Undoubtedly, there are already a number of confirmed juvenile TV addicts, and the report makes it clear that TV addiction exists among children who are not psychologically disturbed in a serious way. On the other hand, there has been "no massive change to passivity” — the majority have surrendered only a small part of their active lives to TV.


This question is posed because in the ten years of TV’s greatest growth, the number of juveniles brought to court in the U. S. has doubled: in Canada it has jumped by almost fifty percent. Psychiatrist Ralph Banay, of Columbia University, observes: "If prison is a college for crime . . . TV is a preparatory school.” To another specialist, Dr. Lawrence Z. Freedman, the question of TV and crime has not yet been answered but "we have no reason to assume that we shall be pleased with the answers when we get them.” A seven-year-old Los Angeles boy sprinkled ground glass in his family's veal stew “to see if it would kill them like on TV.” Seeking vengeance on his teacher, a nine-year-old Boston child gave her a box of poisoned candies for Christmas. After a quarrel with a playmate, an eight-year-old tried to lynch him.

Dr. Freedman attempts to describe the child who might be incited to violence by TV. In general, he’s the kind of person who immerses himself completely in TV as an escape and a stimulus. He’s likely to be of below-average intelligence. He doesn’t get along with his family or peers.

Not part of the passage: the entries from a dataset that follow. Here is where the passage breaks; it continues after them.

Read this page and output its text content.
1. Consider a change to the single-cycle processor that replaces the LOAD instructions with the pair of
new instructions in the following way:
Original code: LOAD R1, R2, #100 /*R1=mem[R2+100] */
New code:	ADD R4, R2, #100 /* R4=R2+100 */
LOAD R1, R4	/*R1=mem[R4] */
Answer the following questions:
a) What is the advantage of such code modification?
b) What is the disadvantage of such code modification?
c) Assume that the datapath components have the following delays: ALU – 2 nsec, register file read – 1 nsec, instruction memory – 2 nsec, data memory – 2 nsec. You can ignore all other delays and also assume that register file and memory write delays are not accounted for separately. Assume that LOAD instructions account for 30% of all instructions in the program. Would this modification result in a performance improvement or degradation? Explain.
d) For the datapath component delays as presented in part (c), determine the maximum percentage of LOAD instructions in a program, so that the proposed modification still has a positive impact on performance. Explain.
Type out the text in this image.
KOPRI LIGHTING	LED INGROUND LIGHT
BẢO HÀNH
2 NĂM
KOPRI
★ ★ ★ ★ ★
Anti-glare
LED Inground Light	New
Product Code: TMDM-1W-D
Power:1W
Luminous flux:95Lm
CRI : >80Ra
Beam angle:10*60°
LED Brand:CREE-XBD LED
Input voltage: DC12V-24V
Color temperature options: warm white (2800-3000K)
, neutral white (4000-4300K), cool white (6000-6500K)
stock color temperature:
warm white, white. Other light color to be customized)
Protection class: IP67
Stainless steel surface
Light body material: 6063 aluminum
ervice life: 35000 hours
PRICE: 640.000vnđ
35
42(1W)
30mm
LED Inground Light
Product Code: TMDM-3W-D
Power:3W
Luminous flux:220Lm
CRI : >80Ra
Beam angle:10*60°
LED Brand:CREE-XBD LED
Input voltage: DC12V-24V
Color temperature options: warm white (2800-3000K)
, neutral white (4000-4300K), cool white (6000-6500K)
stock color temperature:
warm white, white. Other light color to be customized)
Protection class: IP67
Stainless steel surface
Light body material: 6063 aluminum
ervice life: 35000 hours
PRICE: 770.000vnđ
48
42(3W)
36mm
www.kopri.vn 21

He may have psychopathic tendencies, in which case he doesn't share the repugnance to violence that a healthy person feels. He is "poised to rebel.” This kind of child may use TV as a model for his own rebellion. Another category is the psychotic or nearly psychotic child. The lashing, stabbing or hanging he sees on TV may be the final stimulus.

In summing up, the Stanford survey says:

“The judges and psychiatrists we interviewed told us that, almost invariably, delinquent children who blamed TV for their crimes had something seriously wrong with their lives apart from TV. It is our belief that the kind of children we send to TV, rather than TV itself, is the chief element in delinquency. The roots of delinquency are much lower and broader than TV. The most TV can do is to feed the malignant impulses that already exist.”